Perjalanan di rute PLTA ternyata tidak semudah yang dibayangkan. Memang jika dibandingkan dengan rute Batu Aki, jalanan di rute PLTA relatif lebih landai, namun medannya adalah batuan sungai-sungai besar. Namun jika disuruh memilih, gw tetap prefer jalur PLTA dikarenakan ada banyak pemandangan di sepanjang rute. Di salah satu bagian perjalanan, kami sampai pada Gua Sanghyang Poek, yaitu sebuah gunung batu yang menjulang tinggi ke atas dan di bagian bawah terdapat rongga di atas aliran sungai kecil. Aliran sungai kecil tersebut berasal dari danau Sanghyang Heleut dan mengalir kepada danau kecil dengan kedalaman 2 meter. Bagian ini seolah menjadi destinasi tambahan di trip kali ini.

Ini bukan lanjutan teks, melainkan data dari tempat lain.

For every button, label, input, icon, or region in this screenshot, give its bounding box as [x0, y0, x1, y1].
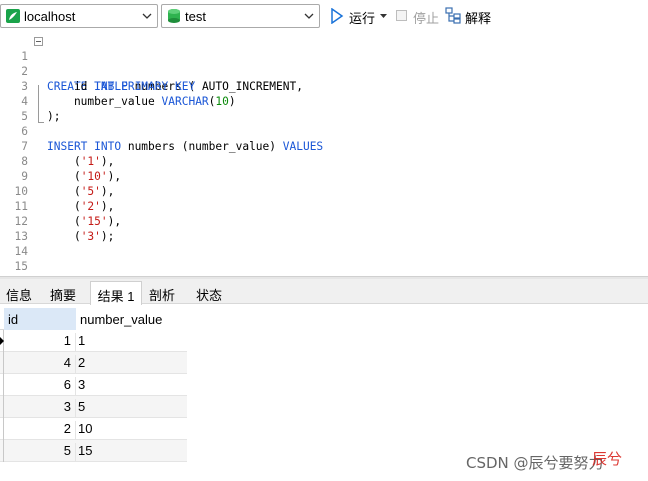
tab-info[interactable]: 信息 — [0, 281, 38, 304]
table-row[interactable]: 5 15 — [0, 440, 187, 462]
sql-editor[interactable]: 1 CREATE TABLE numbers ( 2 id INT PRIMAR… — [0, 33, 648, 288]
stop-label: 停止 — [413, 11, 440, 26]
tab-result-1[interactable]: 结果 1 — [90, 281, 142, 305]
column-header-id[interactable]: id — [4, 308, 76, 330]
code-line: 3 number_value VARCHAR(10) — [21, 80, 236, 108]
cell-number-value[interactable]: 1 — [78, 333, 85, 348]
cell-id[interactable]: 5 — [4, 443, 76, 462]
table-row[interactable]: 1 1 — [0, 330, 187, 352]
code-line: 14 — [14, 245, 28, 258]
database-value: test — [185, 9, 206, 24]
explain-icon — [445, 7, 461, 24]
code-line: 6 INSERT INTO numbers (number_value) VAL… — [21, 125, 324, 153]
fold-toggle-icon[interactable] — [34, 37, 43, 46]
toolbar: localhost test 运行 停止 解释 — [0, 0, 648, 33]
code-line: 11 ('15'), — [14, 200, 122, 228]
tab-status[interactable]: 状态 — [186, 281, 232, 304]
code-line: 10 ('2'), — [14, 185, 115, 213]
tab-summary[interactable]: 摘要 — [42, 281, 84, 304]
watermark: CSDN @辰兮要努力 — [466, 452, 604, 473]
cell-id[interactable]: 2 — [4, 421, 76, 440]
run-button[interactable]: 运行 — [328, 6, 390, 26]
code-line: 15 SELECT * FROM numbers ORDER BY CAST(n… — [14, 260, 492, 288]
tab-profile[interactable]: 剖析 — [142, 281, 182, 304]
table-row[interactable]: 2 10 — [0, 418, 187, 440]
stop-button[interactable]: 停止 — [394, 6, 440, 26]
cell-id[interactable]: 1 — [4, 333, 76, 352]
cell-number-value[interactable]: 5 — [78, 399, 85, 414]
code-line: 5 — [21, 110, 28, 123]
code-line: 1 CREATE TABLE numbers ( — [0, 34, 648, 93]
cell-number-value[interactable]: 15 — [78, 443, 92, 458]
code-line: 16 — [0, 259, 648, 288]
cell-number-value[interactable]: 2 — [78, 355, 85, 370]
database-icon — [168, 9, 180, 23]
result-tabs: 信息 摘要 结果 1 剖析 状态 — [0, 279, 648, 305]
cell-id[interactable]: 6 — [4, 377, 76, 396]
chevron-down-icon — [304, 13, 314, 19]
code-line: 12 ('3'); — [14, 215, 115, 243]
chevron-down-icon — [142, 13, 152, 19]
connection-icon — [6, 9, 20, 23]
watermark-text: CSDN @辰兮要努力 — [466, 454, 604, 472]
code-line: 13 — [14, 230, 28, 243]
stop-icon — [396, 10, 407, 21]
table-row[interactable]: 6 3 — [0, 374, 187, 396]
code-line: 2 id INT PRIMARY KEY AUTO_INCREMENT, — [21, 65, 303, 93]
caret-down-icon — [380, 14, 387, 18]
connection-value: localhost — [24, 9, 76, 24]
explain-label: 解释 — [465, 11, 492, 26]
cell-number-value[interactable]: 3 — [78, 377, 85, 392]
code-line: 4 ); — [21, 95, 61, 123]
play-icon — [331, 8, 344, 24]
code-line: 8 ('10'), — [21, 155, 122, 183]
cell-id[interactable]: 3 — [4, 399, 76, 418]
connection-select[interactable]: localhost — [0, 4, 158, 28]
explain-button[interactable]: 解释 — [445, 6, 495, 26]
grid-header: id number_value — [0, 308, 187, 330]
table-row[interactable]: 3 5 — [0, 396, 187, 418]
code-line: 9 ('5'), — [21, 170, 115, 198]
table-row[interactable]: 4 2 — [0, 352, 187, 374]
database-select[interactable]: test — [161, 4, 320, 28]
column-header-number-value[interactable]: number_value — [76, 308, 187, 330]
run-label: 运行 — [349, 11, 376, 26]
code-line: 7 ('1'), — [21, 140, 115, 168]
cell-id[interactable]: 4 — [4, 355, 76, 374]
cell-number-value[interactable]: 10 — [78, 421, 92, 436]
watermark-stamp: 辰兮 — [592, 450, 623, 468]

Kami memakan waktu kurang lebih 1,5 jam melewati jalur ini hingga sampai pada satu pondok kecil. Di pondok kecil ini terdapat beberapa tukang ojek yang menunggu dan menawarkan jasa antar hingga pintu PLTA. Dikarenakan hari sudah sore dan tenaga sudah habis, gw dan Dama memilih hidup nyaman dan melanjutkan perjalanan menggunakan ojek. Thank God! Cause it only cost Rp 10,000. Sebuah pilihan yang sangat tepat, karena ternyata rute jalan dari pondok kecil hingga bunderan PLTA masih sangat panjang dan mungkin butuh sekitar 45 menit lagi jika ditempuh jalan kaki. Tidak lama setelah gw dan Dama diturunkan di depan salah satu warung dekat bunderan PLTA, mobil Panji sampai untuk menjemput kami. Hal ini jelas membuktikan bahwa jalur Batu Aki memang lebih cepat secara waktu, namun dengan medan yang mematikan.
Epilogue
And so, this sums up our one-day trip to Sanghyang Heleut. Gw sangat cherished trip yang super impromptu ini dan berterima kasih banyak pada teman-teman gw yang siap sedia dalam rencana dadakan ini. Dikarenakan PSBB II kembali diberlakukan, gw berpikir untuk beristirahat sejenak dalam perihal travelling, sembari menunggu kondisi COVID kembali membaik ke era new new normal. Kalau kata Fiersa Besari, sekaligus menabung rindu, agar di episode berikutnya gw bisa all out dan rencananya akan explore destinasi yang lumayan menantang! Thank you very much for reading this blog!
Travelling Trilby Tips:
Hal terakhir yang akan gw share adalah biaya trip untuk one-day trip ini!
Sharing cost (4 pax):
· Bensin – 300,000
· Toll – 150,000 (BTR – KRW – PDL)
· Air + Snack – 48,000
= 124,500 / pax
Personal cost (optional):
· HTM + Parkir – 20,000
· Breakfast – 15,000 (Warung)
· Jajan – 18,000 (Teh+Aqua+Floridina)
· Dinner – 32,000 (Ampera)
· Ojek – 10,000
= 95,000 / pax
In Total 219,500 / pax! Very affordable dan terjangkau dari Jakarta! And that's another hidden gem to share. See you on the next explore!